The Japan Metal Daily said BMA was behind a request to get Japanese steel mills to move to quarterly contracts from yearly for coking coal. Last week the daily quoted Mr Shoji Muneoka chairman of the Japan Iron and Steel Federation, as saying a miner had requested the switch, but that steel makers were opposed.

The paper said, citing unnamed sources BMA has asked both parties to agree on the price and volume 15 days before the start of each new contract period,

Analysts said the proposal could accelerate the development of a coking-coal price index, underscoring BHP effort to shift from annual talks to a transparent pricing mechanism as it has done for manganese and incrementally for iron ore.

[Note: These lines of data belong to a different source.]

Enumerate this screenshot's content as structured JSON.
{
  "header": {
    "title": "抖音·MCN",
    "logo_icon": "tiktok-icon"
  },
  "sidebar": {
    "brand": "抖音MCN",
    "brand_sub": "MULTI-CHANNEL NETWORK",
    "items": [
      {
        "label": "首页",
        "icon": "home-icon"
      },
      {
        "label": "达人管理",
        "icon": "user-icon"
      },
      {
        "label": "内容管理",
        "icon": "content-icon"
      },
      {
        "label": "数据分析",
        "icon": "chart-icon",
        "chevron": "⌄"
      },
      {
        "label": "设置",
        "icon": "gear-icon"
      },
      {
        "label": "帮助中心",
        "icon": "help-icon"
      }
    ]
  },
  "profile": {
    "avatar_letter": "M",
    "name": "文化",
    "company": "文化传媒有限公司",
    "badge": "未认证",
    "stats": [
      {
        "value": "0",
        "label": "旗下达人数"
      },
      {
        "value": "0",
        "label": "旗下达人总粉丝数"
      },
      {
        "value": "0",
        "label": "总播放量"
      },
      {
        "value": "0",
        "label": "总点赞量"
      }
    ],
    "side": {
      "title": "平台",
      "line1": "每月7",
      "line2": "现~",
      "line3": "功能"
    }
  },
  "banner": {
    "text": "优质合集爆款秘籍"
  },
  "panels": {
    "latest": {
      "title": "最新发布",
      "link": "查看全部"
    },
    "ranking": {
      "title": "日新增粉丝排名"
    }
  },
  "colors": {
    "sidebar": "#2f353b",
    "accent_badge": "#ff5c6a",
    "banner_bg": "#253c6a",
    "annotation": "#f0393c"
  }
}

An analyst at an investment bank, who declined to be identified said "To BHP, the annual negotiations cause a lot of angst between producers and buyers and their final goal would be the establishment of proper transparent market clearing index that can facilitate transparent pricing. In a bid to entice Japanese buyers to change their decade long buying practices, BMA has offered to sell coal to steel mills at USD 180 per tonne, compared with USD 200 a tonne for annual contracts.”

Traders and analysts said however, Japanese steel mills are likely to resist the proposal because it comes at a time of rising prices and conflicts with sales practices with key customers like automakers.

The investment bank analyst said "Japanese mills sell much of their steel to automakers on an annual basis so they will feel exposed if their raw material was charged quarterly."

BMA a joint venture between BHP Billiton and Japan Mitsubishi Corp is the world's biggest producer of coking coal a key raw material in steel making.